Coworth Park (pictured) is a very smart country house hotel near Ascot, re-opened in late 2010 after a lengthy and expensive refurbishment. The initial chef was John Campbell, formerly of The Vineyard, and the flagship restaurant features his name heavily, even down to the initials JC in the foam on the cappuccino. Such things make it tricky when, as happened, here, the chef leaves: expect a major rebranding at the end of November. Previous sous chef Olly Pierrepont is now running the kitchen, and his team produced a good meal for us this week, with quite technical cooking but using good ingredients and capably executed. The grasping wine prices are at odds with the relatively reasonable food prices here.

Roussillon has served Pimlico well over the years, but lost its Michelin star when Alexis Gauthier went solo in Soho.  The kitchen now has a new chef in the form of Shane Hughes, whose cooking I ate this summer at Ynyshir Hall.  The best dish was a foie gras terrine with beetroot, and overall it was a very enjoyable and acceptably priced meal, though I have the impression that the cooking has not quite settled down yet.   At present the menu is still very classical (and indeed Shane has plenty of classical training) but I wonder if he will be tempted to modernise things now that he is behind the stoves; a press release hinted at this, and if this indeed transpires I wonder how this will play to the Roussillon regulars.  For now I have left the score at 5/10.

The Duke of Sussex is a pub local to me whose food always manages to exceed my expectations.  The standard pub dishes like fish and chips are well made, but the main theme of the kitchen is Spanish cooking, and paella served in a cast iron skillet was one good example of the food this week.  It is not a destination restaurant by any means, but it produces consistent, good value food.

The Swiss Michelin 2012 Guide came out this week, with no change at the top. There were two new two star restaurants: Mesa in Zurich and Les Floris in Anieres. The list of 3 star places is here and a location map of all of them here.

The Italy Michelin 2012 Guide emerged, with a promotion to modernist Osteria Francescana in Modena to three stars, and promotions to two stars for Principe Cerami in Taormina, L’Olivo on Capri, Quattro Passi in Massalubrense (baffling based on my recent visit) and Oliver Glowig in Rome.  There were also no less than 33 new one star places.

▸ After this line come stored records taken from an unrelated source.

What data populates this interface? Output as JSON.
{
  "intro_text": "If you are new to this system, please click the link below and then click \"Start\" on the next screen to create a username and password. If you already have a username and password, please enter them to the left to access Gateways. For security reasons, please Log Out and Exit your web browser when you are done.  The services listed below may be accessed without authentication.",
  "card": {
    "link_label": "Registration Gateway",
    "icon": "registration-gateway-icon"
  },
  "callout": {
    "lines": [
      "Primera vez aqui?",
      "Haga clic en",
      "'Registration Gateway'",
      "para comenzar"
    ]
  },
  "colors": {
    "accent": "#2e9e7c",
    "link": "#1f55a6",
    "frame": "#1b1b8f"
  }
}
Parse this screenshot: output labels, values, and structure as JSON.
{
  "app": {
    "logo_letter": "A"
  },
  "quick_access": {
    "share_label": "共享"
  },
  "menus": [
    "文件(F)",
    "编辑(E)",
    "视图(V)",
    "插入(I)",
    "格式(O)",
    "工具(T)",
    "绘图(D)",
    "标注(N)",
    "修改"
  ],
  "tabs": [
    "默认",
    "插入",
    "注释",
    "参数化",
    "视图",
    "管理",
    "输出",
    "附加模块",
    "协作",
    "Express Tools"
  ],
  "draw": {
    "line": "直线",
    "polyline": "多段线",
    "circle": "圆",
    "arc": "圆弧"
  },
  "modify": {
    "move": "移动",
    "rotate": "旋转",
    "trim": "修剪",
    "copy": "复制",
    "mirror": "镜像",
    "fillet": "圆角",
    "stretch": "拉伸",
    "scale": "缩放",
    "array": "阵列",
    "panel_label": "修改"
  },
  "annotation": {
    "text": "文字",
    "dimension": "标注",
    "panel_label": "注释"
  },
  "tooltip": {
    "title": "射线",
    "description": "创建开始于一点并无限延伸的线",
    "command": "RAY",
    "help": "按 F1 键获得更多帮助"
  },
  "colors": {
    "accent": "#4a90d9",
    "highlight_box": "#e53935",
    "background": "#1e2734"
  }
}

The Chicago 2012 Michelin Guide also came out, and a slightly controversial edition it was at that. Until now the non-European Michelin guides have shown a steady increase of stars year on year, but not this one. L20, who had a chef change, was not just demoted by a star but reduced to just one star status, an unusual but not unknown ignominy (it happened in 2007 to Park Heuvel in The Netherlands, for example), while Chicago also lost one of its two star places, Avenues, which closed.  Grant Achatz’s wildly successful restaurant Next was not awarded any stars, at least this year – perhaps the inspectors couldn’t get a reservation. Overall Chicago now has 25 Michelin stars compared to 30 last year.

As in previous series of BBC2’s “Masterchef: The Professionals” I popped up this week as a guest critic. As always, it was a lot of fun to film, if not in all cases to eat the food.  If you missed this then you can, if you live in the UK, catch up on the BBC iPlayere here.